CRN: Clearly, a high-end channel play?

Chizen: Yes, I'm thinking VAR, [for] the regular shrink-wrapped product [and] the fact that they have such a strong Web offering. We have a strong print offering. Are there different combinations that will make sense there? I don't know. Many, certainly, of your readers I suspect currently distribute both sets of products from our companies. Doing business with one vendor is probably a good thing.

CRN: What can you say in terms of the customer set, corporate vs. creative?

Chizen: If you look at it this way, Adobe, right now, is one-third creative, about one-third what I would call hobbyist and then about one-third intelligent document. If I think about what they add to that, they'll certainly add to the creative professional but they will also add to the enterprise and they also have a big mobility play, which is more of an OEM play.

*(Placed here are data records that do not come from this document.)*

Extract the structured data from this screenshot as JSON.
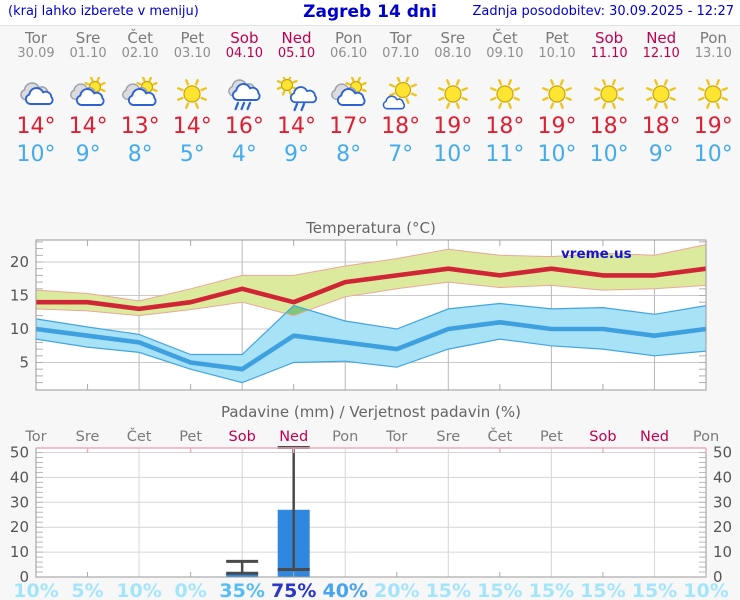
{
  "header": {
    "left_note": "(kraj lahko izberete v meniju)",
    "title": "Zagreb 14 dni",
    "updated": "Zadnja posodobitev: 30.09.2025 - 12:27"
  },
  "colors": {
    "link_blue": "#0000cc",
    "weekend_red": "#c0004e",
    "tmax_red": "#dd1f33",
    "tmin_blue": "#44abed",
    "max_line": "#d02535",
    "max_band": "#dcea9e",
    "max_band_edge": "#e9a899",
    "min_line": "#3fa0e0",
    "min_band": "#a8e2f6",
    "min_band_edge": "#42a5e0",
    "overlap_green": "#7dc87d",
    "bar_blue": "#2f87e0",
    "whisker_gray": "#4a4a4a",
    "pink_axis": "#f0a8bd",
    "axis_gray": "#999999",
    "title_gray": "#666666"
  },
  "days": [
    {
      "name": "Tor",
      "date": "30.09",
      "weekend": false,
      "icon": "cloudy",
      "tmax": "14°",
      "tmin": "10°"
    },
    {
      "name": "Sre",
      "date": "01.10",
      "weekend": false,
      "icon": "partly-cloudy",
      "tmax": "14°",
      "tmin": "9°"
    },
    {
      "name": "Čet",
      "date": "02.10",
      "weekend": false,
      "icon": "partly-cloudy",
      "tmax": "13°",
      "tmin": "8°"
    },
    {
      "name": "Pet",
      "date": "03.10",
      "weekend": false,
      "icon": "sunny",
      "tmax": "14°",
      "tmin": "5°"
    },
    {
      "name": "Sob",
      "date": "04.10",
      "weekend": true,
      "icon": "rain",
      "tmax": "16°",
      "tmin": "4°"
    },
    {
      "name": "Ned",
      "date": "05.10",
      "weekend": true,
      "icon": "sun-rain",
      "tmax": "14°",
      "tmin": "9°"
    },
    {
      "name": "Pon",
      "date": "06.10",
      "weekend": false,
      "icon": "partly-cloudy",
      "tmax": "17°",
      "tmin": "8°"
    },
    {
      "name": "Tor",
      "date": "07.10",
      "weekend": false,
      "icon": "mostly-sunny",
      "tmax": "18°",
      "tmin": "7°"
    },
    {
      "name": "Sre",
      "date": "08.10",
      "weekend": false,
      "icon": "sunny",
      "tmax": "19°",
      "tmin": "10°"
    },
    {
      "name": "Čet",
      "date": "09.10",
      "weekend": false,
      "icon": "sunny",
      "tmax": "18°",
      "tmin": "11°"
    },
    {
      "name": "Pet",
      "date": "10.10",
      "weekend": false,
      "icon": "sunny",
      "tmax": "19°",
      "tmin": "10°"
    },
    {
      "name": "Sob",
      "date": "11.10",
      "weekend": true,
      "icon": "sunny",
      "tmax": "18°",
      "tmin": "10°"
    },
    {
      "name": "Ned",
      "date": "12.10",
      "weekend": true,
      "icon": "sunny",
      "tmax": "18°",
      "tmin": "9°"
    },
    {
      "name": "Pon",
      "date": "13.10",
      "weekend": false,
      "icon": "sunny",
      "tmax": "19°",
      "tmin": "10°"
    }
  ],
  "chart_data": [
    {
      "type": "line",
      "title": "Temperatura (°C)",
      "watermark": "vreme.us",
      "categories": [
        "Tor",
        "Sre",
        "Čet",
        "Pet",
        "Sob",
        "Ned",
        "Pon",
        "Tor",
        "Sre",
        "Čet",
        "Pet",
        "Sob",
        "Ned",
        "Pon"
      ],
      "ylim": [
        1,
        23.3
      ],
      "yticks": [
        5,
        10,
        15,
        20
      ],
      "grid": true,
      "series": [
        {
          "name": "max temperature",
          "values": [
            14,
            14,
            13,
            14,
            16,
            14,
            17,
            18,
            19,
            18,
            19,
            18,
            18,
            19
          ],
          "band_upper": [
            15.8,
            15.3,
            14.2,
            16,
            18,
            18,
            19.4,
            20.5,
            21.9,
            21,
            20.8,
            21.3,
            21,
            22.6
          ],
          "band_lower": [
            13,
            12.7,
            12,
            12.9,
            14,
            12,
            14.8,
            16,
            17,
            16.2,
            16.5,
            15.8,
            16,
            16.5
          ]
        },
        {
          "name": "min temperature",
          "values": [
            10,
            9,
            8,
            5,
            4,
            9,
            8,
            7,
            10,
            11,
            10,
            10,
            9,
            10
          ],
          "band_upper": [
            11.5,
            10.3,
            9.2,
            6.2,
            6.2,
            13.5,
            11.2,
            10,
            13,
            13.8,
            13,
            13.2,
            12.2,
            13.5
          ],
          "band_lower": [
            8.5,
            7.3,
            6.5,
            4,
            2,
            5,
            5.2,
            4.3,
            7,
            8.5,
            7.5,
            7,
            6,
            6.7
          ]
        }
      ]
    },
    {
      "type": "bar",
      "title": "Padavine (mm) / Verjetnost padavin (%)",
      "categories": [
        "Tor",
        "Sre",
        "Čet",
        "Pet",
        "Sob",
        "Ned",
        "Pon",
        "Tor",
        "Sre",
        "Čet",
        "Pet",
        "Sob",
        "Ned",
        "Pon"
      ],
      "values": [
        0,
        0,
        0,
        0,
        1.5,
        27,
        0,
        0,
        0,
        0,
        0,
        0,
        0,
        0
      ],
      "whisker_low": [
        null,
        null,
        null,
        null,
        1.5,
        3,
        null,
        null,
        null,
        null,
        null,
        null,
        null,
        null
      ],
      "whisker_high": [
        null,
        null,
        null,
        null,
        6.3,
        52,
        null,
        null,
        null,
        null,
        null,
        null,
        null,
        null
      ],
      "ylim": [
        0,
        52
      ],
      "yticks": [
        0,
        10,
        20,
        30,
        40,
        50
      ],
      "grid": true,
      "probabilities": [
        {
          "label": "10%",
          "color": "#a5e5fa"
        },
        {
          "label": "5%",
          "color": "#a5e5fa"
        },
        {
          "label": "10%",
          "color": "#a5e5fa"
        },
        {
          "label": "0%",
          "color": "#a5e5fa"
        },
        {
          "label": "35%",
          "color": "#57bdf4"
        },
        {
          "label": "75%",
          "color": "#2a36c5"
        },
        {
          "label": "40%",
          "color": "#4aa4ee"
        },
        {
          "label": "20%",
          "color": "#a5e5fa"
        },
        {
          "label": "15%",
          "color": "#a5e5fa"
        },
        {
          "label": "15%",
          "color": "#a5e5fa"
        },
        {
          "label": "15%",
          "color": "#a5e5fa"
        },
        {
          "label": "15%",
          "color": "#a5e5fa"
        },
        {
          "label": "15%",
          "color": "#a5e5fa"
        },
        {
          "label": "10%",
          "color": "#a5e5fa"
        }
      ]
    }
  ]
}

CRN: What is your mobility play?

Chizen: Our mobility play is our existing tools allow you to optimize the content for mobile devices. And then we provide the free Adobe reader to some of the cell-phone manufacturers to make it easier to consume and interact with that data. They have Flash Lite, which they actually sell to many OEMs that then embed it in a number of different cell phones. The question becomes how do we take advantage of that moving forward? And again, it's too early for me to talk about specifics.

CRN: What can you tell me about how this germ of an idea started?

Chizen: I don't know if you remember, but back in 2000, both companies were suing each other over patent infringement. After 9/11, I got a call from [Macromedia Chairman] Rob Burgess, who was then CEO of Macromedia, who said, "Gee, the world has changed, do we really want to be fighting with one another? It sees kind of trivial, given the other disasters going on around us." And I ended up getting together with Rob. We didn't settle as quickly as we would have liked, but we eventually settled. And then I stayed in touch with him, and we have had casual conversations since then. The thing that we both realized, we had a very similar vision and we also had strategies, different tactics, but very parallel. They were leveraging Flash as a technology platform, we were leveraging PDF and the Reader as our technology platform. And, we said, a combination might make sense at some point in time. But we were busy focused getting our enterprise business up and running, and they were focused on getting their new initiatives up and running. Recently, they've been showing a great deal of momentum in their business, we've been having a great deal of momentum in our business. And we thought that this would be a good opportunity to really revisit getting together.